Find out more about Help to Save, a new saving scheme for low-income workers that's boosted by a government bonus.
Help to Save is a government-backed savings scheme announced in the March 2016 Budget which aims to help low-paid workers to save by giving them a bonus.
According to the government, as many as 3.5 million people could be eligible to open an account.
Help to Save is a savings account which allows those eligible to be able to save up to £50 a month and receive a 50% bonus after two years - worth up to £600.
Account holders can then choose to continue saving under the scheme for a further two years and receive another £600 bonus.
If savers opt to keep the account for the full four-year term, they could save up to £3,600 and eventually earn £1,200 in government bonuses.
Help to Save accounts are expected to be introduced no later than April 2018.
'Universal credit' is a single benefit, being rolled out in stages, which will replace six existing benefits: jobseeker's allowance, housing benefit, working tax credit, child tax credit, employment and support allowance, and income support.
If you've taken out a Help to Save account but your circumstances subsequently improve, you're still eligible to complete the scheme, saving the maximum amount and getting the maximum government bonus.

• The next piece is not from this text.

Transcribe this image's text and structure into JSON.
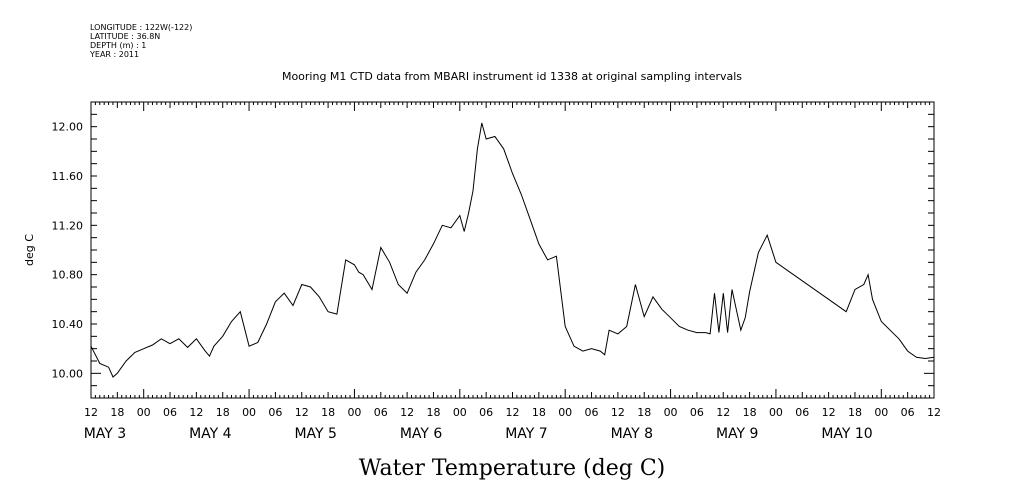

This could be your situation if, for example, you'd opened an account but then got a better job which meant you no longer qualified for universal credit or working tax credits.
It's not yet clear how Help to Save accounts will work in practice, whether savers will need to take out separate accounts or whether they can save in their normal savings accounts and still benefit from the bonus.
Whether interest will be built up on a Help to Save account will depend on the form they take. As they are likely to be a standard savings account, it's probable that interest will be earned but it's not yet clear.
If you need to remove money from the account, the government has said you'll be able to do this - it's not yet clear whether or when eligibility for the government bonus is then at risk.
There's also nothing to dictate how you spend the Help to Save money.
Debt charity StepChange welcomed the introduction of the savings account.
Chief executive of StepChange Mike O'Connor said: "We welcome government recognition of the need for a savings scheme aimed at those on low incomes.
"With any such scheme, the devil will always be in the detail and there are a number of design features to be worked out. Matching contributions have been shown to encourage savings and the flexibility provided to savers on accessing the funds are positive."
According to StepChange research† if every household in the UK had £1,000 in rainy-day savings, 500,000 would be protected from falling into problem debt.
However, Mr O'Connor pointed out that two years is a long time to make families wait for a bonus, and may put people off: "Such a wait may see families overtaken by events as they access the funds for emergencies, therefore concern at losing the bonus could simply act as a disincentive to save in the first place.
"In order to build financial resilience and to protect people on low-incomes from the risk of falling into debt, any savings scheme needs to work alongside other elements of a responsive safety net, including access to more sustainable and affordable credit and better protections for those in financial difficulty."
This builds on criticism that the promise of a bonus may encourage people to keep putting away regular saving rather than targeting debt, or even going into debt to maintain savings payments.